Bazı kelimelerin karşılıkları yoktur
Bunun ötesi ise daha karmaşıktır, bazı kelimelerin diğer dillerde kelime karşılıkları yoktur. Yani siz çevirmen olarak neyin ifade edildiğini rahatlıkla anlarsınız, ama karşılık bulamazsınız. Bu durumda ya araştırmalarınızı derinleştirip doğru bir seçeneğe erişmeye gayret edersiniz, bu da olmazsa o zaman dip notla anlamın açıklanması, kelimenin ise olduğu gibi bırakılması gerekebilir. Biz ortaokulda Türkçe dersleri alırken bütün sınıfın ikilemde kaldığı, daha doğrusu hemfikir olamadığı bir açıklama olmuştu. Türkçe öğretmenimiz, bir kelimenin birden çok anlama gelmesini dil zenginliği olduğunu söylemişti. Bizim genel kanaatimiz ise her bir durum için yeni kelime üretilmiş olmasının daha zengin bir dil olacağıydı ki, gerçek cevabı hala bilmiyoruz.
Çeviri yapmanın yazarlıktan daha zor olmasının bir nedeni de çevirinin zamana tabi olmasıdır. Çevirmen üç yüz sayfalık kitabı teslim alır ve diyelim ki çevirmek için “dört ay” der; her gün tam konsantre biçimde düzenli bir miktar çevrilmelidir. Ama gerçek hayat böyle değildir, kısa bir grip durumu bile akışı bozar, taahhüt edilen zaman ileri tarihlere sarkmaya başlar. Bu arada başka yayınevlerinin aynı konuda başka çevirilerle beklentileri karşılaması da ayrı bir sorundur. Bir arkadaşım “çeviri yapmak beyin törpüsüdür” demişti, haklılığını teslim etmek gerekir.

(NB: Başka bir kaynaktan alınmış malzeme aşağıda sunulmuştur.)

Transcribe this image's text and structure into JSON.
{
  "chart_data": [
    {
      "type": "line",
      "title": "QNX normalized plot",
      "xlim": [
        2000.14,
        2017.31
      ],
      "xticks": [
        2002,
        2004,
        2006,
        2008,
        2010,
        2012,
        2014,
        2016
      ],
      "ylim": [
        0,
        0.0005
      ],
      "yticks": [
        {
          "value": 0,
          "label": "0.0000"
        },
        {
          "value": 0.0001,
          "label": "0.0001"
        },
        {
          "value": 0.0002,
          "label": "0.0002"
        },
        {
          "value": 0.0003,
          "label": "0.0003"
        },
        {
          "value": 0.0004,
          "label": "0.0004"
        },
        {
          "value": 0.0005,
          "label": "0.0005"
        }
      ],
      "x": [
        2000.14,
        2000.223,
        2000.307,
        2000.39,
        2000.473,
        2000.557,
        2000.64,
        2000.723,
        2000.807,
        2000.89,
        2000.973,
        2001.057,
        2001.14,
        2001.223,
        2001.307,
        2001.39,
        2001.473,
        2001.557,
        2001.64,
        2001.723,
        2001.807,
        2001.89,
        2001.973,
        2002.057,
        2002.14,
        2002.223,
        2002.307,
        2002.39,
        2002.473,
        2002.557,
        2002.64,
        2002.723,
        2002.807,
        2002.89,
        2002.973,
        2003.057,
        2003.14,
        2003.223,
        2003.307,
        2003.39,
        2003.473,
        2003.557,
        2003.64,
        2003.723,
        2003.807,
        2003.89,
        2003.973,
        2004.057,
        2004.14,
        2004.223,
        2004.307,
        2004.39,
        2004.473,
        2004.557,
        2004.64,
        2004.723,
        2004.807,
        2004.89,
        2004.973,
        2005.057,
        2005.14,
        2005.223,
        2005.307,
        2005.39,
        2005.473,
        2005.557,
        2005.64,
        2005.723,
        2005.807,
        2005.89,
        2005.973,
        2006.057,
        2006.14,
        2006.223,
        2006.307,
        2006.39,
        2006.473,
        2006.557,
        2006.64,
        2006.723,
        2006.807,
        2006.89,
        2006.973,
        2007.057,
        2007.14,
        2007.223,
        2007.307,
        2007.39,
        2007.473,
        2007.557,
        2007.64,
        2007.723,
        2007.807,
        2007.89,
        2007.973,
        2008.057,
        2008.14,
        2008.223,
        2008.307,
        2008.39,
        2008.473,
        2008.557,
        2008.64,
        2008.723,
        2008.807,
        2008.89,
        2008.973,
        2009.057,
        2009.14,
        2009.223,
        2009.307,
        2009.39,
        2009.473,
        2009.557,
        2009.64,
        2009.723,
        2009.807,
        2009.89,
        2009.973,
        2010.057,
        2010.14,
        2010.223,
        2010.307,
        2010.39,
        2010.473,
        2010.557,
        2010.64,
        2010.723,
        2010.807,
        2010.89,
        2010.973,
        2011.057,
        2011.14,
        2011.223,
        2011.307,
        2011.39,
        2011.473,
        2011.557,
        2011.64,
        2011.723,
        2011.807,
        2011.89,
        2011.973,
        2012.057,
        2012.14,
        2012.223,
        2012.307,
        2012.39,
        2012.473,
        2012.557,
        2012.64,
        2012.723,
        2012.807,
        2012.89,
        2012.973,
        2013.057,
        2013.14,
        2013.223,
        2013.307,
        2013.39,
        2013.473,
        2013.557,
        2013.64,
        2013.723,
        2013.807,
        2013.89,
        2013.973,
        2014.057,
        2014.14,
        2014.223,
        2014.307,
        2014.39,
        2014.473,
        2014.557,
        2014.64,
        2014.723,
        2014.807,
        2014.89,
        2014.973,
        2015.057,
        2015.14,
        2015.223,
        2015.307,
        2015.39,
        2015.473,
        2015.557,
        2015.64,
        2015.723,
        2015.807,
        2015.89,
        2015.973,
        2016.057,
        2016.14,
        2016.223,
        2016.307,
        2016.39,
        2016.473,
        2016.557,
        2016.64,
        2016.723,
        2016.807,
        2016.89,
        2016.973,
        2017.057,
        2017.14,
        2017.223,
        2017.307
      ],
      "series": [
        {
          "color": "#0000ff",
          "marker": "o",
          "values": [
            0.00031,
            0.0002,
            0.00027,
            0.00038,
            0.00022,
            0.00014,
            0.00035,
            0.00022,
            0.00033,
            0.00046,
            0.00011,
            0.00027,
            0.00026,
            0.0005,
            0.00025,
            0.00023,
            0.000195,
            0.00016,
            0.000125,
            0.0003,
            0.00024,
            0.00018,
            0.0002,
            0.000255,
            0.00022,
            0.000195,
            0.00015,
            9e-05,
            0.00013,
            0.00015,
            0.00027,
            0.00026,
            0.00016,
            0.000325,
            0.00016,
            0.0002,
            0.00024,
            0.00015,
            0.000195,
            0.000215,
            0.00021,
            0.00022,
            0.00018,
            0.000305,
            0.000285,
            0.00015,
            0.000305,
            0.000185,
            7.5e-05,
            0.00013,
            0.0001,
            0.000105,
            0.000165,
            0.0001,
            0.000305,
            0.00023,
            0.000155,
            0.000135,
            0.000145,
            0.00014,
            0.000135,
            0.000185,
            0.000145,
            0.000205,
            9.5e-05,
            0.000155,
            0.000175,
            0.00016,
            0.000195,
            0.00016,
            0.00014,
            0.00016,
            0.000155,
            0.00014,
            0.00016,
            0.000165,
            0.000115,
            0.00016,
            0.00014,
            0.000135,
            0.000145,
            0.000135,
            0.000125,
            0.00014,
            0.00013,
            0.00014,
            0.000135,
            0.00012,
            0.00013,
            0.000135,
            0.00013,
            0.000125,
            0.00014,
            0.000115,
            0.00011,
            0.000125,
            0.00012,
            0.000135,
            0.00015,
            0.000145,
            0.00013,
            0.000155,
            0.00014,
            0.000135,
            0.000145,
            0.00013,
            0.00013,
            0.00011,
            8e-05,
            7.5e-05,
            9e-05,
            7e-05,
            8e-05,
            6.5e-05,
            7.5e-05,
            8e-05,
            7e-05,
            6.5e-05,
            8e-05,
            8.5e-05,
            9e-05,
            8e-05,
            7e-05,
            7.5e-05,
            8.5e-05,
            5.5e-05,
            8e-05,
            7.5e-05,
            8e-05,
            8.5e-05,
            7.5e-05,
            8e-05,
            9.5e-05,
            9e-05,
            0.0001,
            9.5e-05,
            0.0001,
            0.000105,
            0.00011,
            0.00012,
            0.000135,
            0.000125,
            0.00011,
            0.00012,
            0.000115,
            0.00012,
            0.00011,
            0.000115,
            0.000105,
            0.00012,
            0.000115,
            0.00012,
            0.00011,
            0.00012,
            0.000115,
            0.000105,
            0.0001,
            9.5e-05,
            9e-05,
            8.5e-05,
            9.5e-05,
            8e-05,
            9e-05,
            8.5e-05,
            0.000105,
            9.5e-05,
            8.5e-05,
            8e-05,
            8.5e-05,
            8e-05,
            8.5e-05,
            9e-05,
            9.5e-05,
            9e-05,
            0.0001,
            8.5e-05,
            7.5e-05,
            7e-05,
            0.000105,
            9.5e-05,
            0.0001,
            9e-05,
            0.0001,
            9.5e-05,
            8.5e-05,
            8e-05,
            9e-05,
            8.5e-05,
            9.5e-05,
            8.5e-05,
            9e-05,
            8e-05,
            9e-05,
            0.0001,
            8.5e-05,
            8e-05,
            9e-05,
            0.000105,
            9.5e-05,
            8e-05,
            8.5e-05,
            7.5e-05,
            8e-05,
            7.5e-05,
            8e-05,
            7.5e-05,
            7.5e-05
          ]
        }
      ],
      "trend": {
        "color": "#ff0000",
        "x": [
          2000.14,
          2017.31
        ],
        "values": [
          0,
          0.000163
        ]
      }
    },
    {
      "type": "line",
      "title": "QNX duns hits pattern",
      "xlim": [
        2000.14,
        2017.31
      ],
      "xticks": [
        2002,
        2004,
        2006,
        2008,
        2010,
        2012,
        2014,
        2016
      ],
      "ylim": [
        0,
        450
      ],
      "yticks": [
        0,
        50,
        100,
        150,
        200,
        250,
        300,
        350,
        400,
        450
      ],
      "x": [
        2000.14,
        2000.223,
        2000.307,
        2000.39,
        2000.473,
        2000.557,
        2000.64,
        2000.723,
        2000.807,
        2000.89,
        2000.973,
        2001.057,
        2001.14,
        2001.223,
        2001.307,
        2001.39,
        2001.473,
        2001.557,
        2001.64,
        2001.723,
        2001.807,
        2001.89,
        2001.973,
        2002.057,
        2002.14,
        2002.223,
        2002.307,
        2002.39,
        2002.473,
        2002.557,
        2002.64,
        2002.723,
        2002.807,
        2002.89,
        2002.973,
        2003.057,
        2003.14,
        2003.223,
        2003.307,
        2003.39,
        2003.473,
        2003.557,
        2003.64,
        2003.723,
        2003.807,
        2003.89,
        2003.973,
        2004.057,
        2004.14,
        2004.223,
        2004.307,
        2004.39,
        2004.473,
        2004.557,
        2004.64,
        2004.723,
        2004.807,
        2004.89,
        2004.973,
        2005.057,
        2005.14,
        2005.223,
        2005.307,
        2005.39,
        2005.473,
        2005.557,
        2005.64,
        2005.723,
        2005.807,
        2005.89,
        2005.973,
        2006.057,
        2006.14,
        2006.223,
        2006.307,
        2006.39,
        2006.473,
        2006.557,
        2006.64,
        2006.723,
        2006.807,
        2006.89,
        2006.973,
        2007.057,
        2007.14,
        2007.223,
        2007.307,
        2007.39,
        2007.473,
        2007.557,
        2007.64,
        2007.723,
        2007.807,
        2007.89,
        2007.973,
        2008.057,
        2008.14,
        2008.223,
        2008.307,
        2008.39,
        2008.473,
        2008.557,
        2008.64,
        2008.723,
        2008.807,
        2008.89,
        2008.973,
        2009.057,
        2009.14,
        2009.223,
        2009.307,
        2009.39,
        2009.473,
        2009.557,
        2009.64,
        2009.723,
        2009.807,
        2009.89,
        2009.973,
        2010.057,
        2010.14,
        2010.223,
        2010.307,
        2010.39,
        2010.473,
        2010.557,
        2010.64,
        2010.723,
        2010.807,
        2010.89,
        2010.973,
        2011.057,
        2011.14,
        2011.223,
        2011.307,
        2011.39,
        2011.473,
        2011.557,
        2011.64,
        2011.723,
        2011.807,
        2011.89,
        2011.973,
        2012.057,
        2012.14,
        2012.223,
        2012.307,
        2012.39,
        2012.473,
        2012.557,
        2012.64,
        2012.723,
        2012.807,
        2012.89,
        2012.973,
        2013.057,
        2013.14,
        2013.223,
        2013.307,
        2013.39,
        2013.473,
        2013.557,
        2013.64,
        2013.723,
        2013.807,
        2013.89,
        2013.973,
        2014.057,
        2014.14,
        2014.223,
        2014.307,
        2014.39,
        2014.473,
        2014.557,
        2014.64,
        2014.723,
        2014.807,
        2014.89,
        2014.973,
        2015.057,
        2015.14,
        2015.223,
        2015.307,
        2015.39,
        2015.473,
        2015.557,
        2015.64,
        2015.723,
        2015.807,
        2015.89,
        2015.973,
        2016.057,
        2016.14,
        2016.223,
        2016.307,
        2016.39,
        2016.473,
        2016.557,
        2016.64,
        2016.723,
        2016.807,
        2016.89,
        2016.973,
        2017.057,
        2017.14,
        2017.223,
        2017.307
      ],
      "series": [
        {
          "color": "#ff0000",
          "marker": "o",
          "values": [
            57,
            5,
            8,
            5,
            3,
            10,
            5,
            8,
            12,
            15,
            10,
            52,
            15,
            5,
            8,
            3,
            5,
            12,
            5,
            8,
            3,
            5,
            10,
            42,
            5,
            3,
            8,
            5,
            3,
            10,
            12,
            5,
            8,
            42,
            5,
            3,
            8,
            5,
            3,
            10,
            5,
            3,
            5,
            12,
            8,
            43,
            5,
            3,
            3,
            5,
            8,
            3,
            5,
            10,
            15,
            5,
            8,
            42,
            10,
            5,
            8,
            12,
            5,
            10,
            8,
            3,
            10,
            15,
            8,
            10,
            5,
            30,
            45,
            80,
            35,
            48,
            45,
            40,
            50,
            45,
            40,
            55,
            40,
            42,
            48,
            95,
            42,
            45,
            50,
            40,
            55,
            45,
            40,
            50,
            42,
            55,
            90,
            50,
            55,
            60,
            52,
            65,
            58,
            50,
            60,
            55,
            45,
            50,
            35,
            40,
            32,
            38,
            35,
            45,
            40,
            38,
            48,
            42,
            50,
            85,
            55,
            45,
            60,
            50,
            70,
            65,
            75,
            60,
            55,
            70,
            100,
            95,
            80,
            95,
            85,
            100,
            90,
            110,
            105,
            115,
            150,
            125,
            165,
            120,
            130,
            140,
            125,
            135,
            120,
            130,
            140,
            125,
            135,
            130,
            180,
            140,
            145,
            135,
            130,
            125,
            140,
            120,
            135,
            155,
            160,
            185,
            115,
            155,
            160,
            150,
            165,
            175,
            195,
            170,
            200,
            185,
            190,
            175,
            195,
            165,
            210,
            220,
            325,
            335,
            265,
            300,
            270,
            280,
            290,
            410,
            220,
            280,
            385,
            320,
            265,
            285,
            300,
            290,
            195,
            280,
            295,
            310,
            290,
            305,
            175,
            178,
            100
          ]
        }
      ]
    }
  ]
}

Çevirmenlerin ekonomik koşulları ve yapay zeka baskısı
Ve gelelim çevirmenlerin ekonomik koşullarına, işte bu noktada sorun iyice çetrefil hale gelir. Yayınevleri genellikle iyi çevirmenlere bile layık oldukları ücreti vermeyi kabul etmez. Bunun daha kötüsü ise çeviri telifinin bir kereye mahsus ödenmesidir, oysa yayınevi aynı çeviriyi defalarca basabilir. Çevirmenini düşünen yayınevi bu nedenle yeni baskılara da ilki kadar olmasa bile belli yüzdede telif öder. Böyle bir yayıneviyle çalışma şansını yakalamış çevirmen, çevirdiği kitap sayısı arttıkça ve yeniden basıldıkça tatminkar bir ücret kazanmaya başlar; tamam sabit değildir, ama hayatını kazanmasını olanaklı kılar.
Ve derken bir başka paradoksal durum bilgisayarların çeviri yapma becerilerinin aşırı yükselmesiyle ortaya çıkar. Bizim kişisel deneyimimiz, Google Translate bilimsel çeviri yapmada, eğer ağdalı dil kullanmazsanız, bundan on yıl öncesine göre çok başarılı hale gelmiştir. Yapay zekanın istenen eseri, ödevi, mütalaayı yapar hale geldiğini de hesaba katarsanız (ChatGPT) yazarların bile geleceği tartışmalıdır.